42. Evolution of a Star New stars are born from the gases in a nebula. When hydrogen in the cloud reaches a certain temperature (15,000,000 degrees C), nuclear fusion begins. A protostar, or new star, is formed. The main factor that shapes the evolution of a star is the mass it began with. A more massive stars have a shorter life.

43. Evolution of Stars Low to Medium Mass -nebula- main sequence- red giant- white dwarf- black dwarf High Mass -nebula- main sequence- red giant- supernova-neutron star and nebula Very High Mass- nebula- main sequence- red giant- supernova- black hole and new nebula

44. Nebulae A nebula is a massive cloud of dust and gas. Nebulae are the birthplace of new stars. Stars are held together by gravity in galaxies. There are three main types of galaxies, spiral, elliptical and irregular.

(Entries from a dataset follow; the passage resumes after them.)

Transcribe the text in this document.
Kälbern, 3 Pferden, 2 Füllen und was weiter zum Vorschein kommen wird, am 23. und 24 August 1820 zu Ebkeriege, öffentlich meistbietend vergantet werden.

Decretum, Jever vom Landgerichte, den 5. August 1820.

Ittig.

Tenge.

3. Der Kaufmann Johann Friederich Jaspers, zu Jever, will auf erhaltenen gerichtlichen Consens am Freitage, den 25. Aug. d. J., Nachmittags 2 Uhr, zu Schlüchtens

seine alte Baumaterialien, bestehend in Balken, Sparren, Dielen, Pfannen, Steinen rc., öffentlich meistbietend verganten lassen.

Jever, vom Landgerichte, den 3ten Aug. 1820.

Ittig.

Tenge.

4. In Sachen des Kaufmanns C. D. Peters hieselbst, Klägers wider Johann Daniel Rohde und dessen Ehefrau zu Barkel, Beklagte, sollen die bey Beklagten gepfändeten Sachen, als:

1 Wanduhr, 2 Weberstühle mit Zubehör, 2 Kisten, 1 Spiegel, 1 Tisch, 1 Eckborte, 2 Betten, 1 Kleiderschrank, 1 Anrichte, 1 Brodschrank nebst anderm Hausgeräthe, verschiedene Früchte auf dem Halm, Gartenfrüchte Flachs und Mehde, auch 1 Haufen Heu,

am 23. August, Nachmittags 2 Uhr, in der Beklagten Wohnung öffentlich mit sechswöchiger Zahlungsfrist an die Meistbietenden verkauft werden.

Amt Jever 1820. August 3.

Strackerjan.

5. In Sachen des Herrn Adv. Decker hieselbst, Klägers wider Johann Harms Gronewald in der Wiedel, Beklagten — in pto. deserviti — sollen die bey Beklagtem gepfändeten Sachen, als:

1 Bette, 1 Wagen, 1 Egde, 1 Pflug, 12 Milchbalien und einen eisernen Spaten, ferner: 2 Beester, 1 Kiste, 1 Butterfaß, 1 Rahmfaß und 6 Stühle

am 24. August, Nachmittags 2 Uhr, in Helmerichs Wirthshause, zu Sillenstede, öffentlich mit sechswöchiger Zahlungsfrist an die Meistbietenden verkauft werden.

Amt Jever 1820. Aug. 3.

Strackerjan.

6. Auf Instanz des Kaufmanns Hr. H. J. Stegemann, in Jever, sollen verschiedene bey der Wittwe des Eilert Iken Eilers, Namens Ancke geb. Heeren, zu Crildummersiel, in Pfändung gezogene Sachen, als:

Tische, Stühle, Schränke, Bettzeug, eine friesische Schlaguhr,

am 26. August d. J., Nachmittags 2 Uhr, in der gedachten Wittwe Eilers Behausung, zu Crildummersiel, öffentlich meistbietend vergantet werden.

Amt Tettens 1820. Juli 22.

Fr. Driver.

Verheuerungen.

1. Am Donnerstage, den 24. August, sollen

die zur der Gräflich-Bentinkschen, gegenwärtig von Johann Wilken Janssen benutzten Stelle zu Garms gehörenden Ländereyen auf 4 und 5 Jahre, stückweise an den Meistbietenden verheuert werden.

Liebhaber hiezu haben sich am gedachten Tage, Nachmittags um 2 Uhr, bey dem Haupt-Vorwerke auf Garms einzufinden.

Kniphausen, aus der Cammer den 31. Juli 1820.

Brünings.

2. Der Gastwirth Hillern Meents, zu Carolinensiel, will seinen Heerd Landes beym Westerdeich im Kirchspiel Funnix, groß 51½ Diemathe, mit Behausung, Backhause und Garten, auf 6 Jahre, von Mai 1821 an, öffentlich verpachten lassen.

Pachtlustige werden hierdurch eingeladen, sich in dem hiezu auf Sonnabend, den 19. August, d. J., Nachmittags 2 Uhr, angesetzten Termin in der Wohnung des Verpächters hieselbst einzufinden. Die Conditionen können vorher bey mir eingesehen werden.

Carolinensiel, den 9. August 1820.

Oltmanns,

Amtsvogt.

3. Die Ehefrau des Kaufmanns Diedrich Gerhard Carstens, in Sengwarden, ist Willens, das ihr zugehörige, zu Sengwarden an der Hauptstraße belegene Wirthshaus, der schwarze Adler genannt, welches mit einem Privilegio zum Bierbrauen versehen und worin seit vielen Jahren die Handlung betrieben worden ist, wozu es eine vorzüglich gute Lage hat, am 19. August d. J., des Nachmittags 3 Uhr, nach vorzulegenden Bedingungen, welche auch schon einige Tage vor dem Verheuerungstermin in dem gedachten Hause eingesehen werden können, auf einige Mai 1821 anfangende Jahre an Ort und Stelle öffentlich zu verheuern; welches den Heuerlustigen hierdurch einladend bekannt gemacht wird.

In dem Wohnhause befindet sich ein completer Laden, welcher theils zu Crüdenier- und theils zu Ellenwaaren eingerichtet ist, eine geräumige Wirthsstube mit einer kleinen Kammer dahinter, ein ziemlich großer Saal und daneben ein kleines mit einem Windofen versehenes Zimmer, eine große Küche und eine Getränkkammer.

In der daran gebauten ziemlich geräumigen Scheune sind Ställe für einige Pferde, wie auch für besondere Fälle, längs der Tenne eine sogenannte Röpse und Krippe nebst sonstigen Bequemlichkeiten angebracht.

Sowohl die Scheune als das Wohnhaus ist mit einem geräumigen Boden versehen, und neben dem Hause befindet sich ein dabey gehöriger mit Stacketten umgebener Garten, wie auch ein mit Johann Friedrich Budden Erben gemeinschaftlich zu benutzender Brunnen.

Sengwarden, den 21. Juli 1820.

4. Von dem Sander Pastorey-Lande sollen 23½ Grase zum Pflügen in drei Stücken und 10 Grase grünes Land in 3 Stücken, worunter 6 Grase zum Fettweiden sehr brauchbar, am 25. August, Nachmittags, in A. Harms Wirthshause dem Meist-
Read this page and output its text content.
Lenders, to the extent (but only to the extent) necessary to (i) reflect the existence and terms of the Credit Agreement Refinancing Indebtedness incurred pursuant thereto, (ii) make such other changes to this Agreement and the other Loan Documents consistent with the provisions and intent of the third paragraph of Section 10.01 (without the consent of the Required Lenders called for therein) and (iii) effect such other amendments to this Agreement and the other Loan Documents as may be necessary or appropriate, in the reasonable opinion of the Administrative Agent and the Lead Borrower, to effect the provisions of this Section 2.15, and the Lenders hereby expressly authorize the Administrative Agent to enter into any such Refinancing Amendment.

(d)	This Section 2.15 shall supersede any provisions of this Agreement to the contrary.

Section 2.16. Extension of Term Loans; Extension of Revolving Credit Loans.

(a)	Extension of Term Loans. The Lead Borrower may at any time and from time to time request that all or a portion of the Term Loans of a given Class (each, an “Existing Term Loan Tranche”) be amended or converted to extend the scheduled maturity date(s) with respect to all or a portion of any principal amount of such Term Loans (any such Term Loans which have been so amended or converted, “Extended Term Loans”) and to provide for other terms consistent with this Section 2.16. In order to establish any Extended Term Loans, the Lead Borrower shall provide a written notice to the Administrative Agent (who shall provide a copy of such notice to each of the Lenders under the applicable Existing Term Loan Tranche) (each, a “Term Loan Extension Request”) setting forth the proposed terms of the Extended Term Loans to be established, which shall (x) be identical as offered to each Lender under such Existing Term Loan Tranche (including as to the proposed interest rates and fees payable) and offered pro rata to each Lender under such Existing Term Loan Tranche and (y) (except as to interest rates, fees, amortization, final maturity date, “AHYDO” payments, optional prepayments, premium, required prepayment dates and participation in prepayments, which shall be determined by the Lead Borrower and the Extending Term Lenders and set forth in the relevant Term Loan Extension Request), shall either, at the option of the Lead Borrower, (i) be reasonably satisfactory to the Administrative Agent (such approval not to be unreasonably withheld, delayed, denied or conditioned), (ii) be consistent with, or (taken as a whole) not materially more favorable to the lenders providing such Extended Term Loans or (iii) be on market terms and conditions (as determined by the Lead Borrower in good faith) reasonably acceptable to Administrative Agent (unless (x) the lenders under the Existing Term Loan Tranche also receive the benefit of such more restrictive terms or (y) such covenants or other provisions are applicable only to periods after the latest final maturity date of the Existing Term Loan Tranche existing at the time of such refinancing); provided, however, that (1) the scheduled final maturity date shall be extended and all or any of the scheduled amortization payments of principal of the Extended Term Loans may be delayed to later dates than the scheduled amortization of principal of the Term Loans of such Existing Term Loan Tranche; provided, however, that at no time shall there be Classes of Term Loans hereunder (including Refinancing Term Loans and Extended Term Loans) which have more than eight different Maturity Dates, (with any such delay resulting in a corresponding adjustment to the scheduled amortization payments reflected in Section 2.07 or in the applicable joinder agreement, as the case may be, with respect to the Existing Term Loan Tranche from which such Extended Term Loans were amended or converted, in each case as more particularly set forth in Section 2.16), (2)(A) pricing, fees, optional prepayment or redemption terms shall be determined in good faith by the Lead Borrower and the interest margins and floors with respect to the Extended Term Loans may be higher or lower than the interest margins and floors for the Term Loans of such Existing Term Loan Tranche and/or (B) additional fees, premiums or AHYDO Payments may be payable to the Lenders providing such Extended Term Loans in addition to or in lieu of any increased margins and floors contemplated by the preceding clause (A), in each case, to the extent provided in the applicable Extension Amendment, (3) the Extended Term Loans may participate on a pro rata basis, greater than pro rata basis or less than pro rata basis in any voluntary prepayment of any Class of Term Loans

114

45. Spiral Galaxies Galaxies contain various star groups. Most galaxies are spiral galaxies. Spiral galaxies are shaped like pinwheels.

46. Elliptical Galaxies Galaxies that vary in shape from nearly spherical to flat disks are called elliptical galaxies. They contain very little dust and gas. They are usually older.

47. Irregular Galaxies Irregular galaxies have no definite shape.

48. The Milky Way Galaxy The Milky Way Galaxy is a spiral galaxy. Most of the older stars in the Milky Way are found near the nucleus of the galaxy. The Milky Way is estimated to be 100,000 light-years in diameter and about 15,000 light-years thick. The Sun is located in one of the pinwheel arms. The stars rotate counter clockwise around the center. This takes 200 million years.

49. Theories of Universe Formation The first theory about the Universe was known as the Steady State Theory. This theory stated that the universe was always the same. Astronomers believe that the expanding universe is the result of an enormous explosion known as the big bang. The explosion occurred 15-20 billion years ago. As the matter moved away from the explosion, gravity caused clusters to form. These clusters became the galaxies of the universe. Support comes from Red Shift and background radiation.